Vocês devem estar de perguntando "como assim essa fanfic atualizou se já tava terminada???" MAS FOI UM ACIDENTE SOCORRO o capítulo 7 seria o penúltimo capítulo, inclusive eu coloquei isso nas notas finais (espero que tenham lido), mas enfim... agora sim a fanfic está acabando. Eu nunca achei que um dia eu iria chorar escrevendo uma fanfic, mas eu estava completamente errada. Eu chorei tanto escrevendo esse capítulo que tive que fazer uma pausa antes de continuar porque eu não tava conseguindo.
Queria agradecer as pessoas que leram e que se envolveram com a história junto comigo. Eu tinha achado que a fanfic teve pouca repercussão, mas hoje eu vi que essa fanfic está na segunda página das fanfics mais populares myungyeol e eu dei o famoso grito da pantera ficwriter. Sem mais delongas eu tenho certeza que vocês vão chorar também. Desculpa. Obrigado.
Desculpa.

Capítulo 8 - Cinza


  Aquele era sem dúvida o dia mais frio do ano. O céu estava cinza e Sungyeol tinha certeza que o céu também chorava pela perda que tiveram. Só tinha seus pais e Sungyeol no velório de Myungsoo porque eles eram as únicas pessoas que ele tinha. O pai de Myungsoo consolava sua esposa, mas não tinha poder para isso já que estava completamente devastado.
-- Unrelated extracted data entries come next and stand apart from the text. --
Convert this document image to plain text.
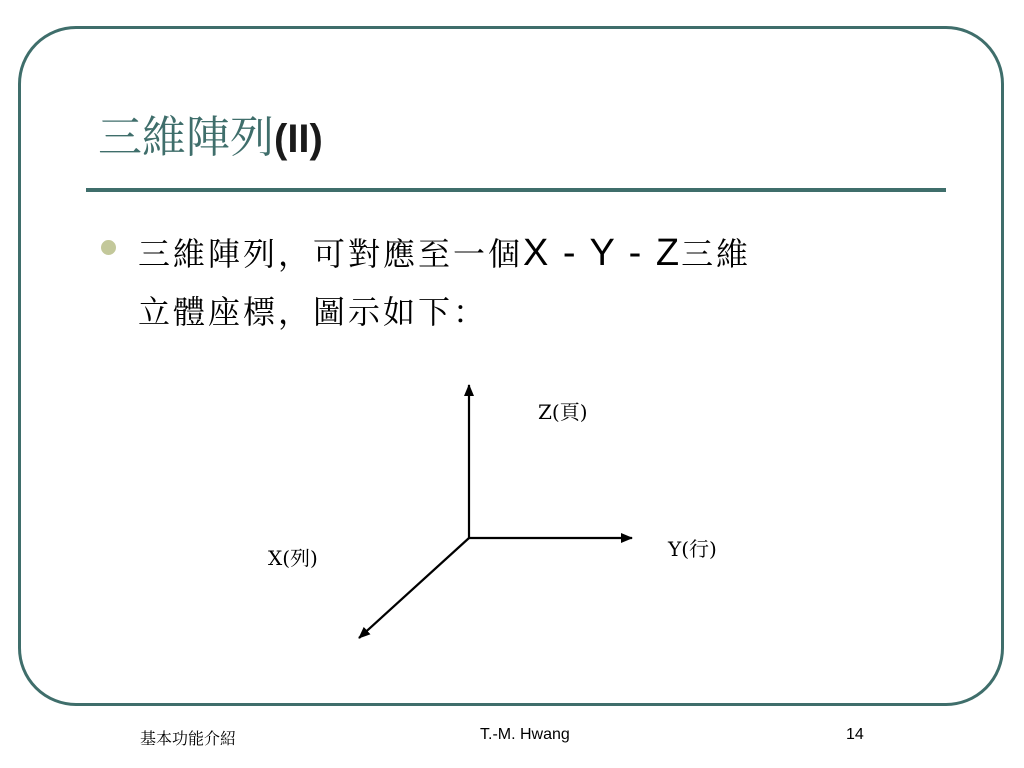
三維陣列(II)
三維陣列，可對應至一個X - Y - Z三維
立體座標，圖示如下：
Z(頁)
Y(行)
X(列)
基本功能介紹	T.-M. Hwang	14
Sungyeol continuava tentando segurar o choro porque não aguentava mais chorar, mas, quando colocaram o caixão em que agora abrigava o corpo de Myungsoo dentro da cova, ele não conseguiu mais segurar e chorou pela décima vez naquele dia. Sua mente ainda tentava se acostumar com aquilo... Foi tudo rápido demais para conseguir processar. Quando começaram a jogar terra sobre o caixão, a mãe de Myungsoo caiu ainda mais em desespero e começou a gritar. Seu corpo já não tinha forças, caiu sobre os joelhos e tentava de todas as maneiras parar as pessoas que continuavam jogando terra em seu filho. Sungyeol estava sem reação.

Aquilo não podia ser real.

Não podia.

 

 

O silêncio naquela sala chegava a ser perturbador, aquela casa nunca mais seria a mesma. O único barulho que se podia ouvir era os suspiros do choro da senhora Kim. Sungyeol não sabia o que estava fazendo ali... Só de estar sentado no mesmo sofá em que um dia Myungsoo sentou já o fazia perder completamente as poucas estruturas que tinha e ele não queria mais que isso acontecesse, mas aquela casa era um cemitério.

 

- Você... – o senhor Kim se pronunciou pela primeira vez no dia – você pode ir ao quarto do Myungsoo e pegar qualquer coisa que quiser.

 

- T-tudo bem. – a voz de Sungyeol estava embargada.

 

  Sungyeol levantou-se e respirou fundo porque precisaria de forças para enfrentar aquilo. Subiu os 14 degraus e deu os seis passos que davam até o quarto de Myungsoo. Teve que meditar por alguns segundos antes de abrir a porta do quarto. Não estava preparado para não vê-lo mais ali. Ao abrir a porta, Sungyeol sentiu uma fraqueza passear pelo seu corpo. Estava tudo exatamente igual desde a última vez que estivera ali. Sentou-se na cama de Myungsoo, pegou o seu travesseiro e foi então que percebeu que era a pessoa mais triste do mundo. O cheiro de Myungsoo continuava lá e Sungyeol chorou as mais dolorosas lágrimas enquanto abraçava o travesseiro porque aquela era a coisa mais próxima que teria de Myungsoo de agora em diante.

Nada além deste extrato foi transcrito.